Classification using ResNet
One of the bottlenecks of the VGG network is that it does not go too deep as it starts losing generalisation capability the deeper it goes. To overcome this problem ResNet or Residual Network [14] is chosen. The ResNet architecture consists of several residual blocks with each block having several convolutional operations. The implementation of skip connections makes the ResNet better than VGG. The skip connections between layers add the outputs from previous layers to the outputs of the stacked layers. This allows the training of deeper networks. One of the problems that ResNet solves is the vanishing gradient problem [30].
For training the COVIDx dataset, we use the 50-layer ResNet50V2 (Version 2) architecture. We use transfer learning to train the model, and then add eight fully connected layers with L2 regularisation followed by Dropouts for better regularisation. All of the other settings and hyperparameters are kept similar to the training of the VGG19 network (“Method”, part 5).

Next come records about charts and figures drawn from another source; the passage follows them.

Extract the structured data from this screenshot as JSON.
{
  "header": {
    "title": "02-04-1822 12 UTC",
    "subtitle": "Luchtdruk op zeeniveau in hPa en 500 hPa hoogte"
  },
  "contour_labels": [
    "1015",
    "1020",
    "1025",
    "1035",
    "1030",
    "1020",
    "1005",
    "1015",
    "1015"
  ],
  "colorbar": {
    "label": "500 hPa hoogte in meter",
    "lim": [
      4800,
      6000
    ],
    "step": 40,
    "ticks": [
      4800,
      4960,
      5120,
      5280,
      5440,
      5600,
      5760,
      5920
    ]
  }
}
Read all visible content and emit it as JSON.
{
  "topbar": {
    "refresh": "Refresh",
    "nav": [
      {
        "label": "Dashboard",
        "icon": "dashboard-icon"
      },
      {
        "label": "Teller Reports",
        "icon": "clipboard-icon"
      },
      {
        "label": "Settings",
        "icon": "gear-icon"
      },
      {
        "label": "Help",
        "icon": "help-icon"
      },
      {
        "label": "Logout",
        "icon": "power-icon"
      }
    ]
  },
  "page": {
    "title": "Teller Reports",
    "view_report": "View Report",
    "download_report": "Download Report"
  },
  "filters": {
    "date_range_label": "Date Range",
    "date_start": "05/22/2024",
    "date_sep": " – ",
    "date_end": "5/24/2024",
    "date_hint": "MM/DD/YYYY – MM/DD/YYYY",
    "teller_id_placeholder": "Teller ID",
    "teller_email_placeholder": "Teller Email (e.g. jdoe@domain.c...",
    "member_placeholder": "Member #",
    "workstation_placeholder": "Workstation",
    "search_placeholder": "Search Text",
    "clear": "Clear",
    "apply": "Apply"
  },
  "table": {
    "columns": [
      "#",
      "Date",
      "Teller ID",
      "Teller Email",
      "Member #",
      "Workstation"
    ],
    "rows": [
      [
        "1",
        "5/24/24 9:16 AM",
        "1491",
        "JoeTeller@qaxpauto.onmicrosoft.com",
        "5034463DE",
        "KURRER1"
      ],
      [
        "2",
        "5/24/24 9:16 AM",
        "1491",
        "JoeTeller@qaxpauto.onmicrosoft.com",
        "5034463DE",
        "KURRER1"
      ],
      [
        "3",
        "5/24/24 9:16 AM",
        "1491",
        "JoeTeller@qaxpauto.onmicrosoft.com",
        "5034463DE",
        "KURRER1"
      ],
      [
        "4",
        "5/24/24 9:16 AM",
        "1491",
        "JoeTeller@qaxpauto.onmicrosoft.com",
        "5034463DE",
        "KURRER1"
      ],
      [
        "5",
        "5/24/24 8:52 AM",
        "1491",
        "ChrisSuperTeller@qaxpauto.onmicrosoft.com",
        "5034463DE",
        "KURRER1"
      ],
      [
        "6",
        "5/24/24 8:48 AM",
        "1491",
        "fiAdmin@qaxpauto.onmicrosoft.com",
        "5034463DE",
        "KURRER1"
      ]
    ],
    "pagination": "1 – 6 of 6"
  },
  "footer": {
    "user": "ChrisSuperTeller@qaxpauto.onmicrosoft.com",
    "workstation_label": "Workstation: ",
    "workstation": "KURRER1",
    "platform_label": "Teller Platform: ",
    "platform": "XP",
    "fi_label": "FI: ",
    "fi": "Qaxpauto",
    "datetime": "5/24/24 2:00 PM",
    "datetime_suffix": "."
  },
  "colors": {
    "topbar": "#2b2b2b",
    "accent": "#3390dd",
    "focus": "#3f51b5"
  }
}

Classification using DenseNet
DenseNet (Dense Convolutional Network) [15] is an architecture which focuses on making the Deep Learning networks go even deeper, while at the same time making them more efficient to train, using shorter connections between the layers. DenseNet is a convolutional neural network where each layer is connected to all other layers that are deeper in the network, that is, the first layer is connected to the 2nd, 3rd, 4th and so on, the second layer is connected to the 3rd, 4th, 5th and so on. Unlike ResNet [14], it does not combine features through summation but combines the features by concatenating them. So, the ‘ith’ layer has ‘i’ inputs and consists of feature maps of all its preceding convolutional blocks. It therefore requires fewer parameters than traditional convolutional neural networks.

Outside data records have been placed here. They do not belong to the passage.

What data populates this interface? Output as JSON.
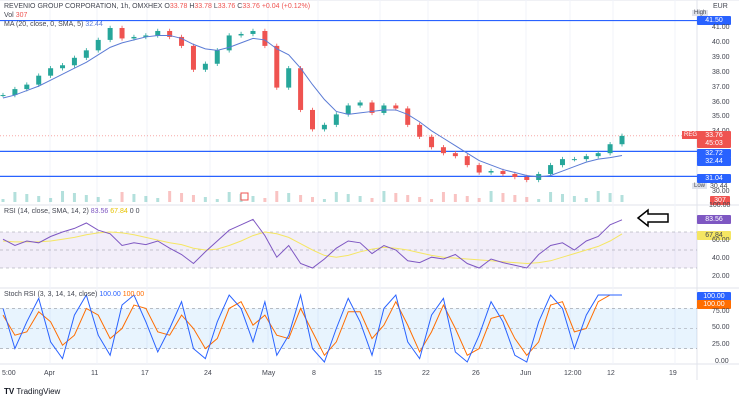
{
  "header": {
    "symbol": "REVENIO GROUP CORPORATION, 1h, OMXHEX",
    "open_label": "O",
    "open": "33.78",
    "high_label": "H",
    "high": "33.78",
    "low_label": "L",
    "low": "33.76",
    "close_label": "C",
    "close": "33.76",
    "change": "+0.04 (+0.12%)",
    "vol_label": "Vol",
    "vol": "307",
    "ma_label": "MA (20, close, 0, SMA, 5)",
    "ma_value": "32.44"
  },
  "rsi_legend": {
    "label": "RSI (14, close, SMA, 14, 2)",
    "rsi": "83.56",
    "sma": "67.84",
    "z1": "0",
    "z2": "0"
  },
  "stoch_legend": {
    "label": "Stoch RSI (3, 3, 14, 14, close)",
    "k": "100.00",
    "d": "100.00"
  },
  "price_axis": {
    "currency": "EUR",
    "ticks": [
      "41.00",
      "40.00",
      "39.00",
      "38.00",
      "37.00",
      "36.00",
      "35.00",
      "34.00",
      "30.00"
    ],
    "high_label": "High",
    "high": "41.50",
    "last": "33.76",
    "symbol_tag": "REGYV",
    "countdown": "45:03",
    "line1": "32.72",
    "ma": "32.44",
    "line2": "31.04",
    "low_label": "Low",
    "low": "30.44",
    "vol": "307"
  },
  "rsi_axis": {
    "ticks": [
      "100.00",
      "60.00",
      "40.00",
      "20.00"
    ],
    "rsi": "83.56",
    "sma": "67.84"
  },
  "stoch_axis": {
    "ticks": [
      "75.00",
      "50.00",
      "25.00",
      "0.00"
    ],
    "k": "100.00",
    "d": "100.00"
  },
  "time_axis": [
    "5:00",
    "Apr",
    "11",
    "17",
    "24",
    "May",
    "8",
    "15",
    "22",
    "26",
    "Jun",
    "12:00",
    "12",
    "19"
  ],
  "footer": {
    "brand": "TradingView"
  },
  "colors": {
    "up": "#26a69a",
    "down": "#ef5350",
    "ma": "#5b7bd5",
    "hline": "#2962ff",
    "rsi": "#7e57c2",
    "rsi_sma": "#f5e663",
    "stoch_k": "#2962ff",
    "stoch_d": "#ff6d00"
  },
  "chart_data": {
    "type": "line",
    "title": "REVENIO GROUP CORPORATION, 1h, OMXHEX",
    "ylim": [
      29.9,
      42.0
    ],
    "close": [
      36.5,
      36.9,
      37.2,
      37.8,
      38.3,
      38.5,
      39.0,
      39.5,
      40.2,
      41.0,
      40.3,
      40.4,
      40.5,
      40.8,
      40.4,
      39.8,
      38.2,
      38.6,
      39.5,
      40.5,
      40.6,
      40.8,
      39.8,
      37.0,
      38.3,
      35.5,
      34.2,
      34.5,
      35.2,
      35.8,
      36.0,
      35.3,
      35.8,
      35.6,
      34.5,
      33.7,
      33.0,
      32.6,
      32.4,
      31.8,
      31.3,
      31.4,
      31.2,
      31.0,
      30.8,
      31.2,
      31.8,
      32.2,
      32.2,
      32.4,
      32.6,
      33.2,
      33.76
    ],
    "ma": [
      36.3,
      36.5,
      36.8,
      37.1,
      37.5,
      37.9,
      38.3,
      38.7,
      39.2,
      39.7,
      40.0,
      40.2,
      40.4,
      40.5,
      40.5,
      40.3,
      39.9,
      39.6,
      39.5,
      39.7,
      40.0,
      40.3,
      40.2,
      39.6,
      39.2,
      38.3,
      37.2,
      36.2,
      35.4,
      35.2,
      35.3,
      35.4,
      35.5,
      35.5,
      35.2,
      34.7,
      34.1,
      33.6,
      33.1,
      32.6,
      32.1,
      31.8,
      31.5,
      31.3,
      31.1,
      31.0,
      31.1,
      31.4,
      31.7,
      32.0,
      32.2,
      32.3,
      32.44
    ],
    "hlines": [
      41.5,
      32.72,
      31.04
    ],
    "rsi": {
      "ylim": [
        0,
        100
      ],
      "bands": [
        30,
        70
      ],
      "values": [
        62,
        55,
        60,
        58,
        65,
        70,
        74,
        80,
        72,
        68,
        55,
        58,
        56,
        60,
        52,
        45,
        35,
        48,
        60,
        72,
        78,
        84,
        66,
        42,
        55,
        35,
        30,
        40,
        52,
        60,
        58,
        46,
        55,
        50,
        38,
        36,
        42,
        40,
        45,
        35,
        30,
        40,
        36,
        33,
        30,
        45,
        55,
        58,
        50,
        60,
        65,
        78,
        83.56
      ],
      "sma": [
        60,
        59,
        59,
        59,
        60,
        62,
        64,
        67,
        69,
        70,
        69,
        67,
        64,
        61,
        58,
        56,
        52,
        50,
        51,
        55,
        60,
        66,
        70,
        68,
        64,
        57,
        50,
        44,
        42,
        44,
        48,
        51,
        53,
        52,
        50,
        47,
        44,
        42,
        41,
        40,
        39,
        38,
        37,
        36,
        35,
        36,
        38,
        42,
        46,
        50,
        54,
        60,
        67.84
      ]
    },
    "stoch_rsi": {
      "ylim": [
        0,
        100
      ],
      "bands": [
        20,
        80
      ],
      "k": [
        80,
        20,
        60,
        95,
        30,
        5,
        70,
        100,
        40,
        10,
        85,
        100,
        60,
        15,
        50,
        90,
        20,
        5,
        60,
        100,
        80,
        30,
        90,
        10,
        40,
        100,
        20,
        0,
        50,
        95,
        60,
        10,
        80,
        100,
        30,
        5,
        70,
        95,
        15,
        0,
        40,
        90,
        60,
        10,
        0,
        60,
        100,
        80,
        20,
        70,
        100,
        100,
        100
      ],
      "d": [
        70,
        40,
        45,
        75,
        60,
        25,
        40,
        80,
        70,
        35,
        50,
        85,
        80,
        45,
        40,
        70,
        50,
        20,
        35,
        80,
        90,
        55,
        70,
        40,
        35,
        80,
        45,
        10,
        30,
        75,
        75,
        35,
        55,
        90,
        55,
        15,
        45,
        85,
        50,
        10,
        20,
        65,
        70,
        35,
        10,
        30,
        85,
        90,
        45,
        50,
        90,
        100,
        100
      ]
    }
  }
}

To train the COVIDx dataset, we use the 121 layered DenseNet121 architecture. We use transfer learning to train the model, and then add eight fully connected layers with L2 regularisation followed by Dropouts for better regularisation. All the other settings and hyperparameters are kept similar to the training of the VGG19 network (“Method”, part 5).

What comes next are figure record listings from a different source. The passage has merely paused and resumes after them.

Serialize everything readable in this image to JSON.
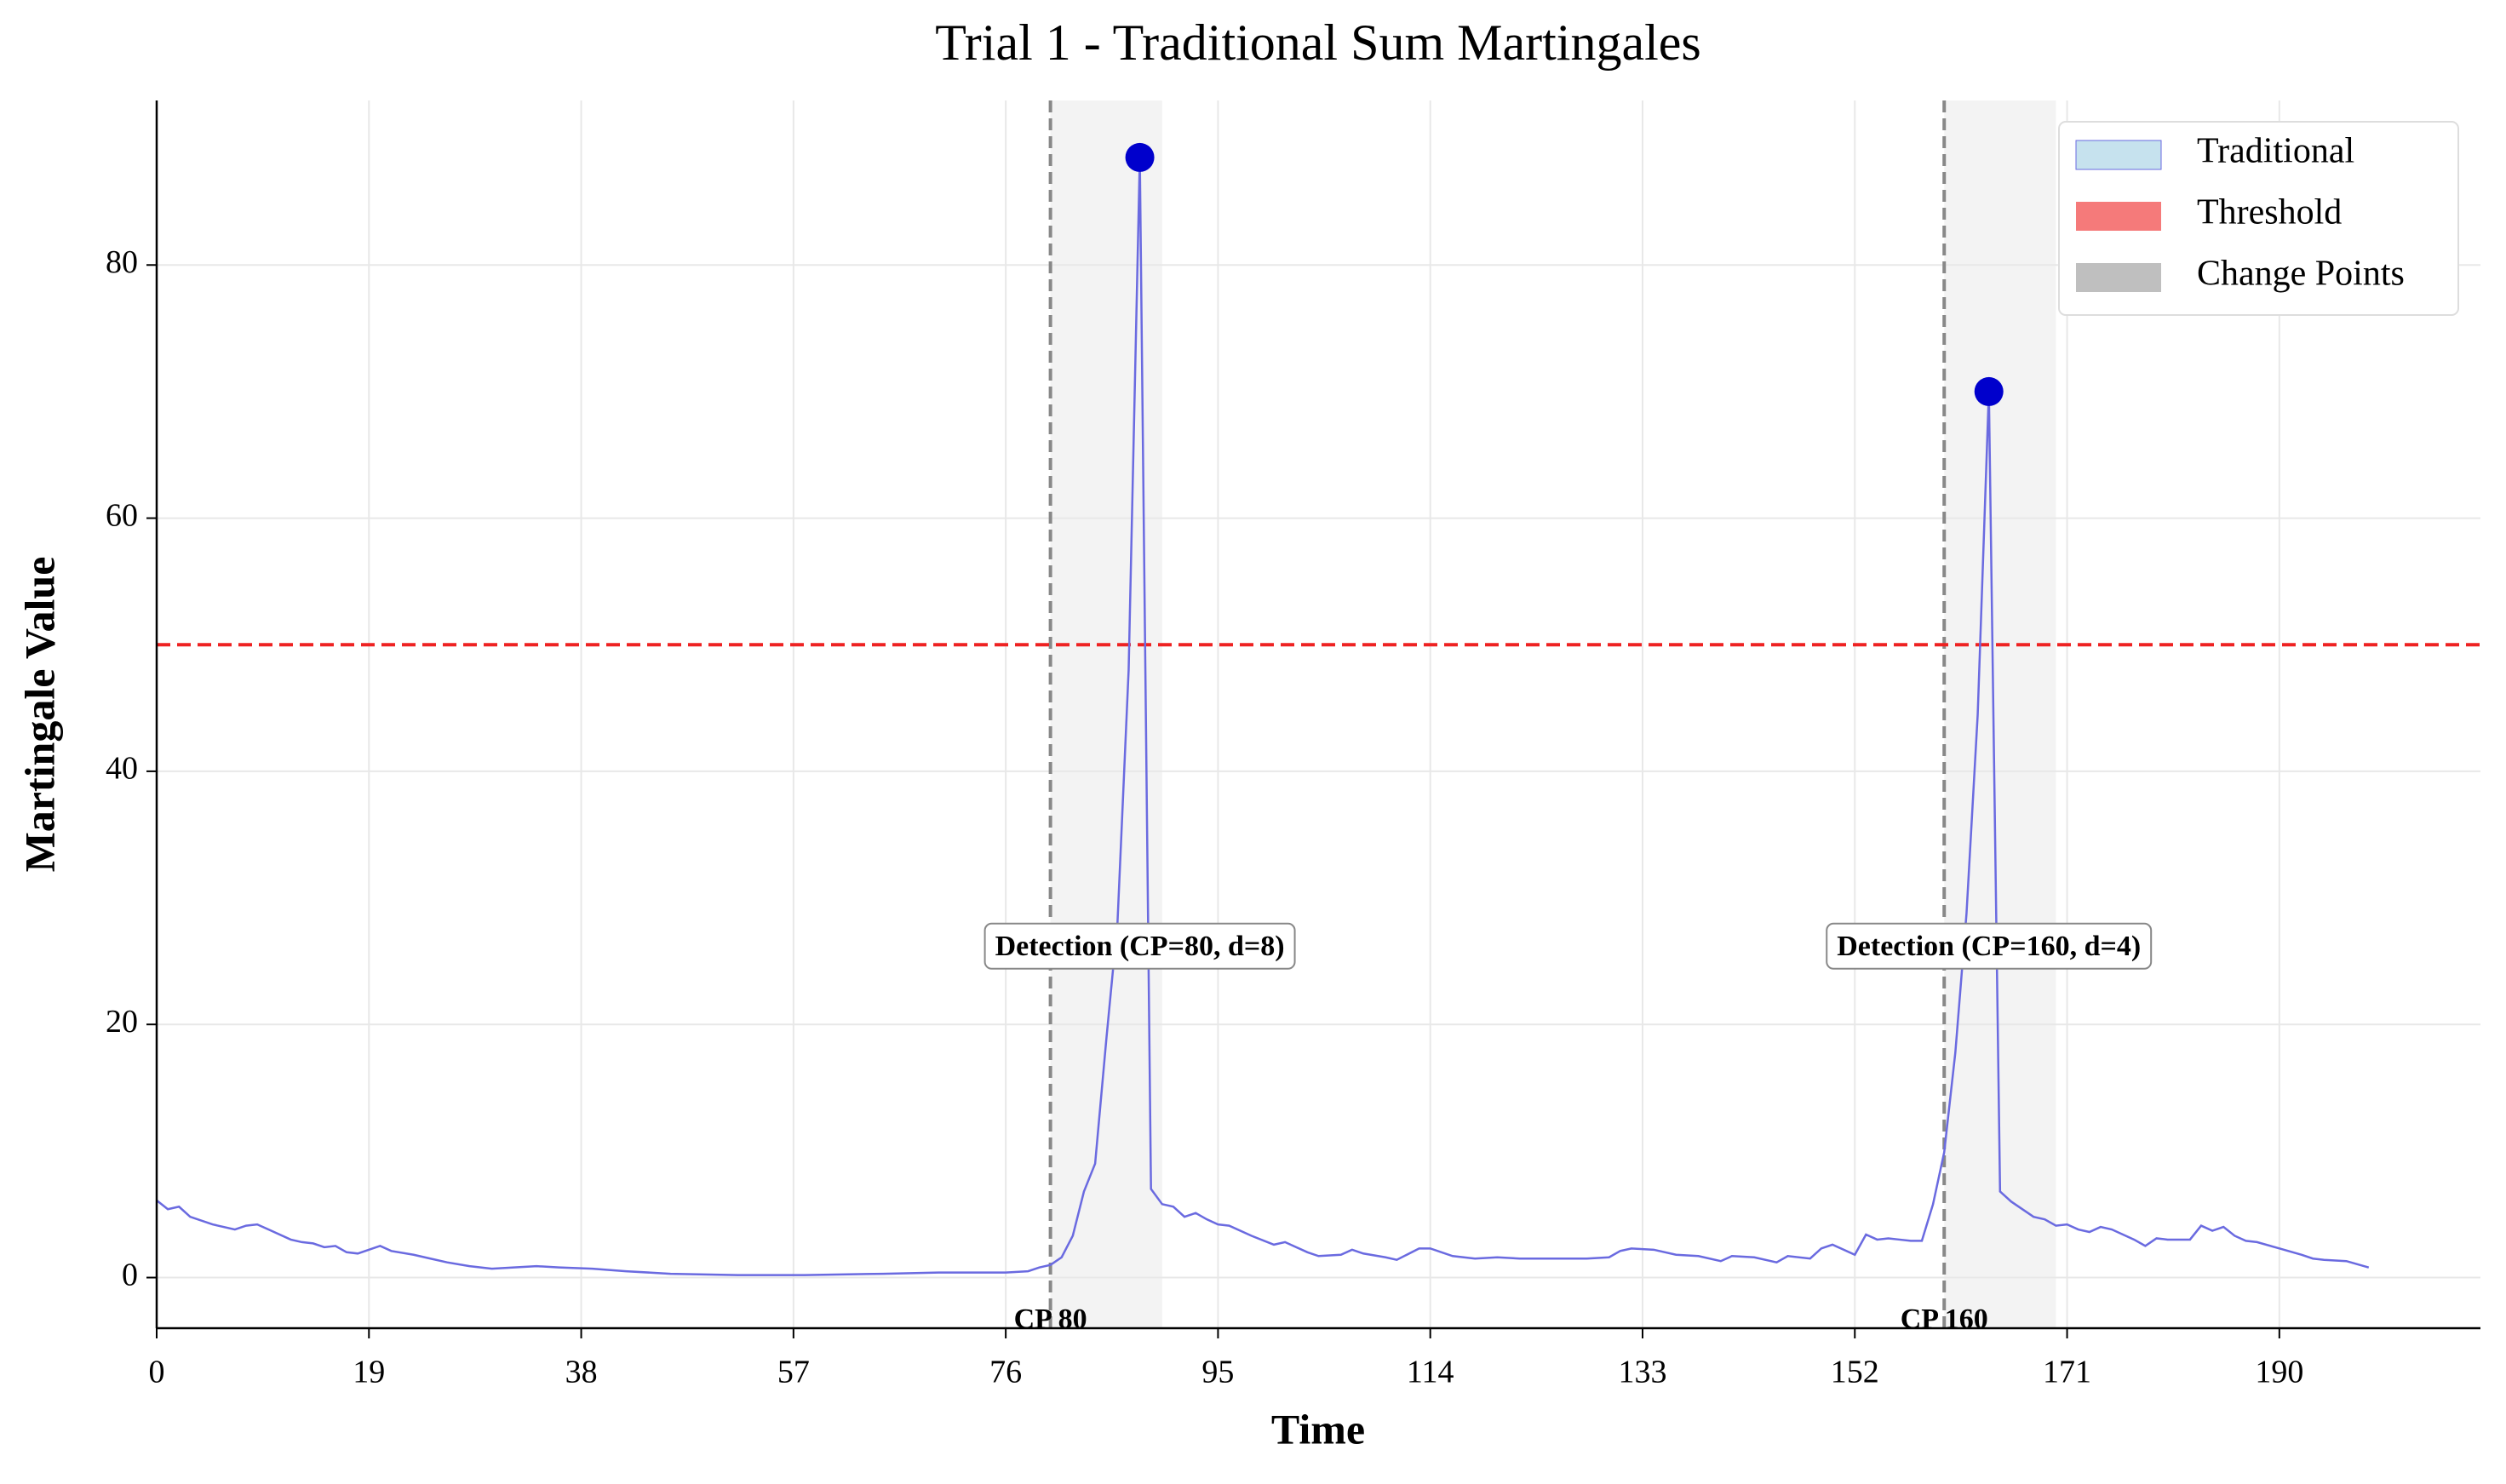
{
  "chart_data": {
    "type": "line",
    "title": "Trial 1 - Traditional Sum Martingales",
    "x_label": "Time",
    "y_label": "Martingale Value",
    "x": [
      0,
      1,
      2,
      3,
      5,
      7,
      8,
      9,
      10,
      12,
      13,
      14,
      15,
      16,
      17,
      18,
      20,
      21,
      23,
      26,
      28,
      30,
      32,
      34,
      36,
      39,
      42,
      46,
      52,
      58,
      65,
      70,
      74,
      76,
      78,
      79,
      80,
      81,
      82,
      83,
      84,
      85,
      86,
      87,
      88,
      89,
      90,
      91,
      92,
      93,
      94,
      95,
      96,
      98,
      100,
      101,
      103,
      104,
      106,
      107,
      108,
      110,
      111,
      113,
      114,
      116,
      118,
      120,
      122,
      125,
      128,
      130,
      131,
      132,
      134,
      136,
      138,
      140,
      141,
      143,
      145,
      146,
      148,
      149,
      150,
      152,
      153,
      154,
      155,
      156,
      157,
      158,
      159,
      160,
      161,
      162,
      163,
      164,
      165,
      166,
      168,
      169,
      170,
      171,
      172,
      173,
      174,
      175,
      177,
      178,
      179,
      180,
      181,
      182,
      183,
      184,
      185,
      186,
      187,
      188,
      190,
      192,
      193,
      194,
      196,
      198
    ],
    "series": [
      {
        "name": "Traditional",
        "color": "#6a6ae0",
        "legend_color": "#c6e2ee",
        "values": [
          6.1,
          5.4,
          5.6,
          4.8,
          4.2,
          3.8,
          4.1,
          4.2,
          3.8,
          3.0,
          2.8,
          2.7,
          2.4,
          2.5,
          2.0,
          1.9,
          2.5,
          2.1,
          1.8,
          1.2,
          0.9,
          0.7,
          0.8,
          0.9,
          0.8,
          0.7,
          0.5,
          0.3,
          0.2,
          0.2,
          0.3,
          0.4,
          0.4,
          0.4,
          0.5,
          0.8,
          1.0,
          1.6,
          3.3,
          6.8,
          9.0,
          18.8,
          28,
          48,
          88.5,
          7.0,
          5.8,
          5.6,
          4.8,
          5.1,
          4.6,
          4.2,
          4.1,
          3.3,
          2.6,
          2.8,
          2.0,
          1.7,
          1.8,
          2.2,
          1.9,
          1.6,
          1.4,
          2.3,
          2.3,
          1.7,
          1.5,
          1.6,
          1.5,
          1.5,
          1.5,
          1.6,
          2.1,
          2.3,
          2.2,
          1.8,
          1.7,
          1.3,
          1.7,
          1.6,
          1.2,
          1.7,
          1.5,
          2.3,
          2.6,
          1.8,
          3.4,
          3.0,
          3.1,
          3.0,
          2.9,
          2.9,
          5.8,
          9.9,
          17.8,
          28.8,
          44.5,
          70,
          6.8,
          6.0,
          4.8,
          4.6,
          4.1,
          4.2,
          3.8,
          3.6,
          4.0,
          3.8,
          3.0,
          2.5,
          3.1,
          3.0,
          3.0,
          3.0,
          4.1,
          3.7,
          4.0,
          3.3,
          2.9,
          2.8,
          2.3,
          1.8,
          1.5,
          1.4,
          1.3,
          0.8
        ]
      }
    ],
    "threshold": {
      "name": "Threshold",
      "value": 50,
      "color": "#ee2222"
    },
    "change_points": {
      "name": "Change Points",
      "color": "#bfbfbf",
      "items": [
        {
          "x": 80,
          "shade_to": 90,
          "label": "CP 80"
        },
        {
          "x": 160,
          "shade_to": 170,
          "label": "CP 160"
        }
      ]
    },
    "detections": [
      {
        "x": 88,
        "value": 88.5,
        "label": "Detection (CP=80, d=8)"
      },
      {
        "x": 164,
        "value": 70,
        "label": "Detection (CP=160, d=4)"
      }
    ],
    "detection_color": "#0000cc",
    "xlim": [
      0,
      208
    ],
    "xticks": [
      0,
      19,
      38,
      57,
      76,
      95,
      114,
      133,
      152,
      171,
      190
    ],
    "ylim": [
      -4,
      93
    ],
    "yticks": [
      0,
      20,
      40,
      60,
      80
    ],
    "grid": true,
    "legend": "upper right"
  }
}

Classification using Inception Network
Inception Network [31] has been developed with the idea of going even deeper with convolutional blocks. Very deep networks are prone to overfitting, and it is hard to pass gradient updates throughout the entire network. Also, images may have huge variations, so choosing the right kernel size for convolution layers is hard. To address these problems, Inception network is one of the best possible networks. Inception network version 1 has multiple sizes of filters in the same level. It has various connections of three different sizes of filters of 1 × 1, 3 × 3, 5 × 5, with max pooling in a single inception module. All of the outputs are concatenated and then sent to the next inception module
To train the COVIDx dataset, we use the 48 layered InceptionV3 [32] architecture, which also includes 7 × 7 convolutions, Batch Normalisation and Label smoothing in addition to the Inception version 1 modules. We use transfer learning to train the model, and then add eight fully connected layers with L2 regularization followed by Dropouts for better regularization. All of the other settings and hyperparameters are kept similar to the training of the VGG19 network (“Method”, part 5).